Zizi - Queering the Dataset
What can drag teach AI?
Jake Elwes
This exhibit aims to tackle the lack of representation and diversity in the training datasets often used by facial recognition systems. The video was made by disrupting these systems and re-training them with the addition of drag and gender fluid faces found online, causing the weights inside the neural network to shift away from the normative identities it was originally trained on and into a space of queerness. The exhibit is a celebration of difference and ambiguity, which invites us to reflect on bias in our data-driven society.
ABOUT THE ARTIST
Jake Elwes is a media artist living and working in London. He studied at The Slade School of Fine Art, UCL (2013-17). Recent works explore his research into machine learning and artificial intelligence. His practice looks for poetry and narrative in the success and failures of these systems, while also investigating and questioning the code and ethics behind them. His current works in the Zizi Project explore AI bias by queering datasets with drag performers. They simultaneously demystify and subvert AI systems.

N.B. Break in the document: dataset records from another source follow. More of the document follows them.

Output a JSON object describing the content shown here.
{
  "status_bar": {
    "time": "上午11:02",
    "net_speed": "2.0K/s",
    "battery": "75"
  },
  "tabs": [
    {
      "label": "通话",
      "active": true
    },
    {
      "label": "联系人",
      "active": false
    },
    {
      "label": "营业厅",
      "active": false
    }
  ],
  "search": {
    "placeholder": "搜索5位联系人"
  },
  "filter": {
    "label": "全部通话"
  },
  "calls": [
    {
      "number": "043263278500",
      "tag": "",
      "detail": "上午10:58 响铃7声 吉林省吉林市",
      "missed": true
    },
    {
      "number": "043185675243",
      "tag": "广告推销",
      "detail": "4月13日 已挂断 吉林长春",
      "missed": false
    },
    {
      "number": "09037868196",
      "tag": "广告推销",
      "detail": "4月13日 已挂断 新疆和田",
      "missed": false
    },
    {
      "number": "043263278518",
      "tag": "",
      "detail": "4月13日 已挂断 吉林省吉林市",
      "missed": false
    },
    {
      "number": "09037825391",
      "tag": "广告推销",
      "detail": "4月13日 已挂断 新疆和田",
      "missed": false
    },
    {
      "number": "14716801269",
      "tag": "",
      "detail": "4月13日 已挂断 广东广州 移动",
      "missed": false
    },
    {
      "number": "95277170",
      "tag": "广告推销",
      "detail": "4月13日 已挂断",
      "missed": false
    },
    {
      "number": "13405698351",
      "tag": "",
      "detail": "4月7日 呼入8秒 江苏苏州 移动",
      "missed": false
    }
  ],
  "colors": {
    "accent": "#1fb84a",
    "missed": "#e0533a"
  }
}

Jake's work has been exhibited in museums and galleries internationally, including the ZKM, Karlsruhe, Germany; TANK Museum, Shanghai; Today Art Museum, Beijing; CyFest, Venice; Edinburgh Futures Institute, UK; Zabludowicz Collection, London; Frankfurter Kunstverein, Germany; New Contemporaries 2017, UK; Ars Electronica 2017, Austria; Victoria and Albert Museum, London; LABoral Centro, Spain; Nature Morte, Delhi, India; RMIT Gallery, Australia; Centre for the Future of Intelligence, UK and he has been featured on ZDF & BBC.